As we mentioned in Hardware Effort part, the poor resolution of camera cannot detect grids well. Hence, we gave up building intersections matric. The solution now is to find the four corners of the board. Using these four coordinates as reference position. Then, equally splitting the board length to get each intersections coordinates. Also, we defined a small area to check whether there was a piece. For example, after splitting, we knew each intersection position. We checked 4*4 pixels around intersection. If detected circle center is located in this range, we can ensure there is a piece.
The problem that openmv cannot detect white pieces is solved in software. Every time black or white pieces are placed, their coordinates will be appended into their own list. The camera sends all black pieces it finds to PC. The Gomoku game code searches and finds the new coordinates.
In this project, we didn't do a lot of machinal job. The slide is designed by ourselves. It holds pieces and whenever the piece at bottom is removed by arm, the rest pieces can drop because of gravity. The stander base is triangle to get better stability. The whole slide is made by cardboard. Actually, this is an extra design for our project. We found there were remaining cardboard after we made Go board. Hence, we decided to make a slide for more reasonable product. At first, some protrusions blocked pieces from dropping. We stuck some tape along the track to reduce friction.
System and performance evaluation
Before we combined the whole system.
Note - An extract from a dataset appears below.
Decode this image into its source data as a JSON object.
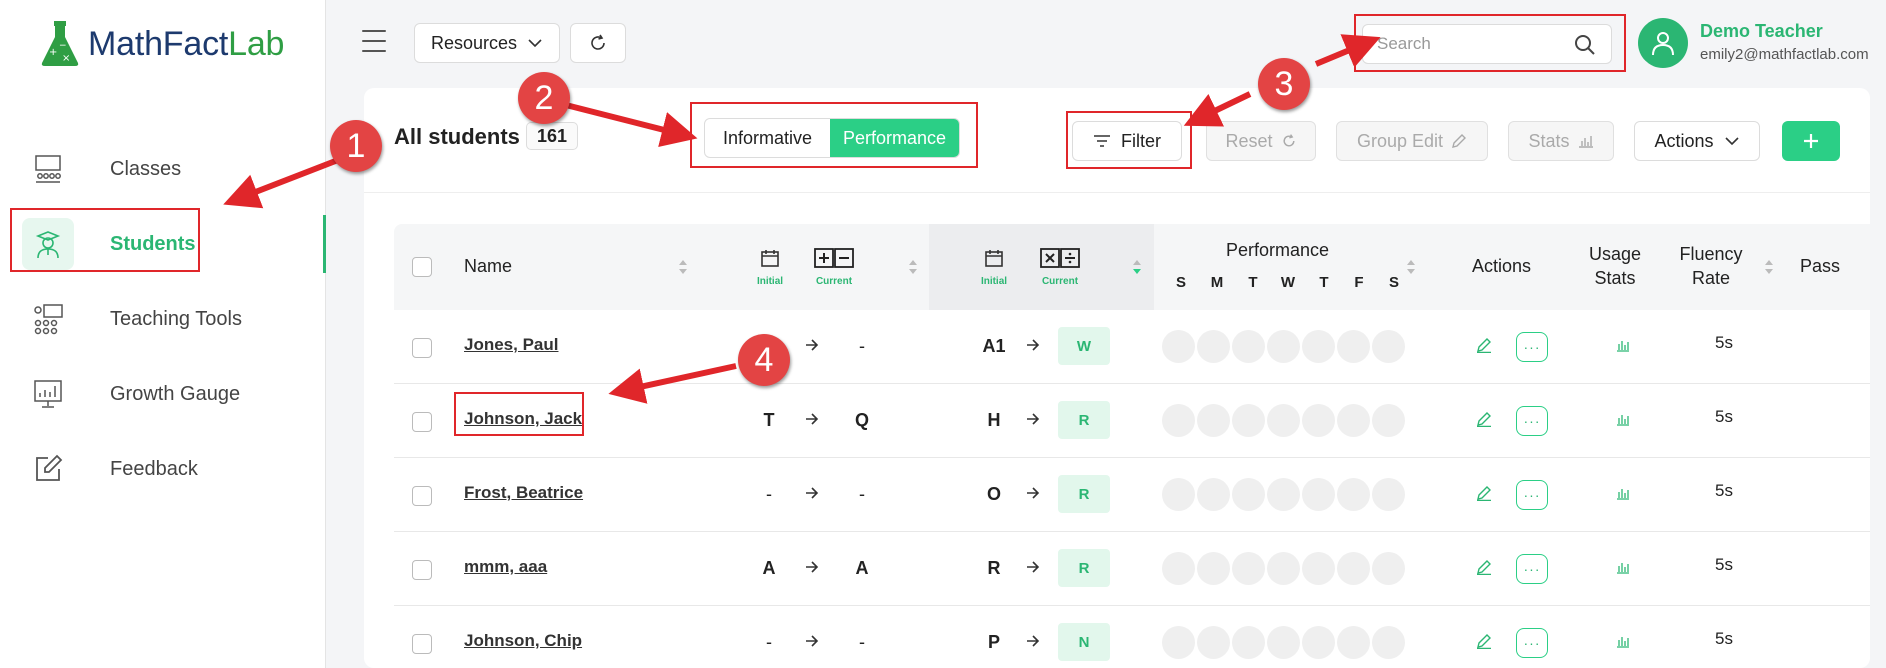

We validated each pieces. The gomoku algorithm is really smart. We cannot defeat it. The game algorithm takes some risk cases into considerations. For example, if the camera detects a circle not at intersections, it will be discarded. All placed black and white pieces are recorded. New move will be checked whether there is a piece at destination by looking up the pieces list. So far, we haven't found a bug. Usually, openmv can detect all of black pieces on the board. However, the poor quality of camera makes it miss some pieces. For now, our solution is to loop more times to increase the chance of finding a piece. However, it still cannot make sure it is always correct. Hence, the backup is that we can enter the new move piece coordinate manually in case the circle detection has problem. The slide is simple, but it works. It is strong enough to be filled with pieces. And the pieces won’t be stuck after the first piece is removed by robot arm. The robot arm moves smoothly and precisely. It can reach every intersection of the board and put the piece over there. Moreover, the pump ensures arm can grab the pieces. However we move the arm, the piece won’t drop. After combining every pieces and finishing communication settings, the system works well.
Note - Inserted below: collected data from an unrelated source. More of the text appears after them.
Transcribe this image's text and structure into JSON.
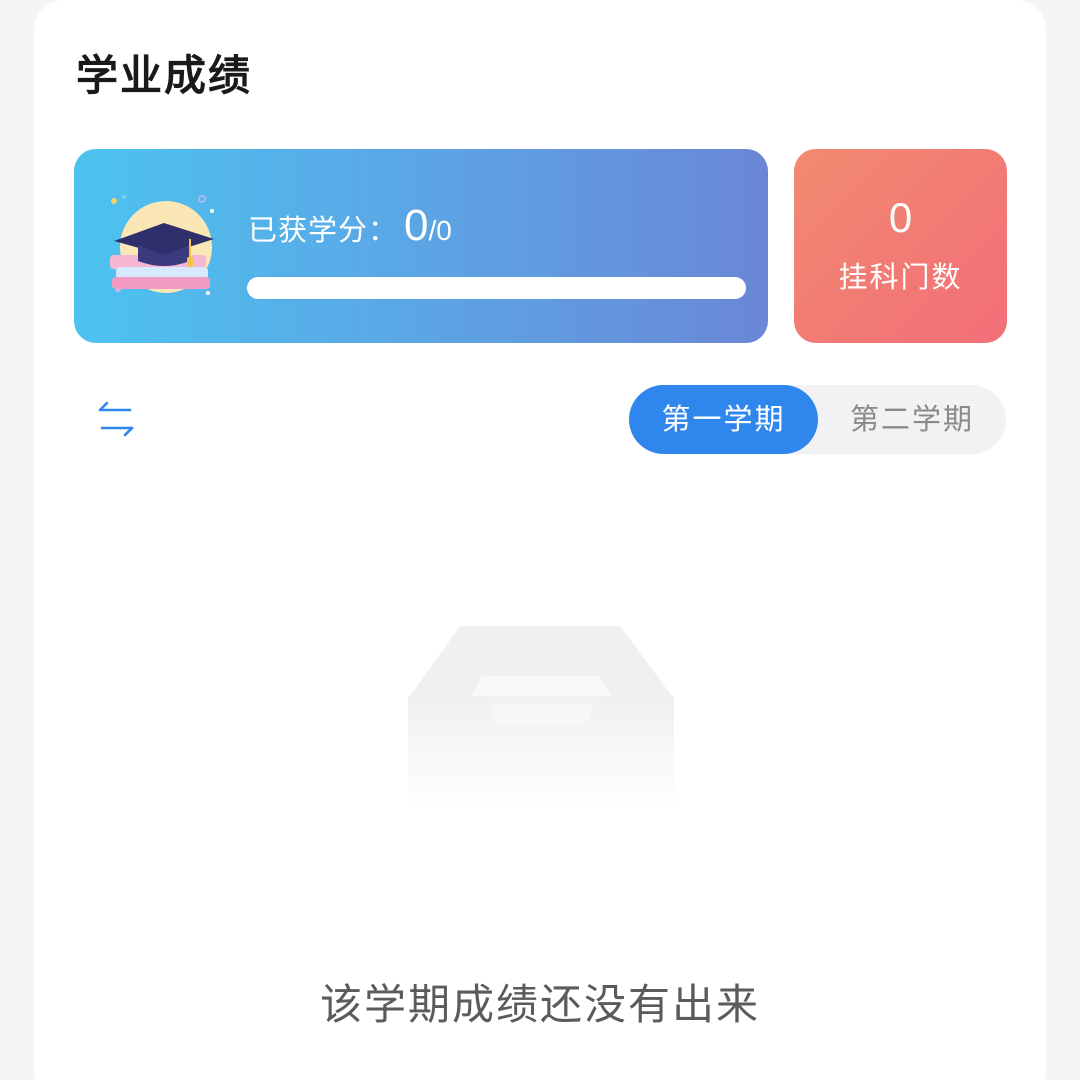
{
  "header": {
    "title": "学业成绩"
  },
  "credits": {
    "label": "已获学分：",
    "earned": "0",
    "separator": "/",
    "total": "0",
    "progress_fraction": 0,
    "icon": "graduation-cap-icon"
  },
  "failed": {
    "count": "0",
    "label": "挂科门数"
  },
  "term_switch": {
    "tabs": [
      {
        "label": "第一学期",
        "selected": true
      },
      {
        "label": "第二学期",
        "selected": false
      }
    ],
    "swap_icon": "swap-arrows-icon"
  },
  "empty_state": {
    "message": "该学期成绩还没有出来",
    "icon": "empty-tray-icon"
  },
  "colors": {
    "accent": "#2f86ec",
    "credit_gradient_start": "#4cc3ef",
    "credit_gradient_end": "#6a87d6",
    "fail_gradient_start": "#f28a70",
    "fail_gradient_end": "#f26e78"
  }
}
Why this project is awesome?
With the development in machine learning techniques, artificial intelligence is beating human beings in many games, art and even medical field. One of the most famous example in the past few years is that Deepmind's Alphago beats human world champion Jie with a self-contained reinforcement learning process without human data, guidance or domain knowledge beyond game rules. However, during the competition, one man was sitting on Alpha Go’s side to help it place the pieces onto the board, making the game more “human vs computer” than “human vs robot”.Therefore, after seeing the video of KUKA robot playing table tennis with former world champion Timo Boll, the idea of playing the Go with a robot arm arises.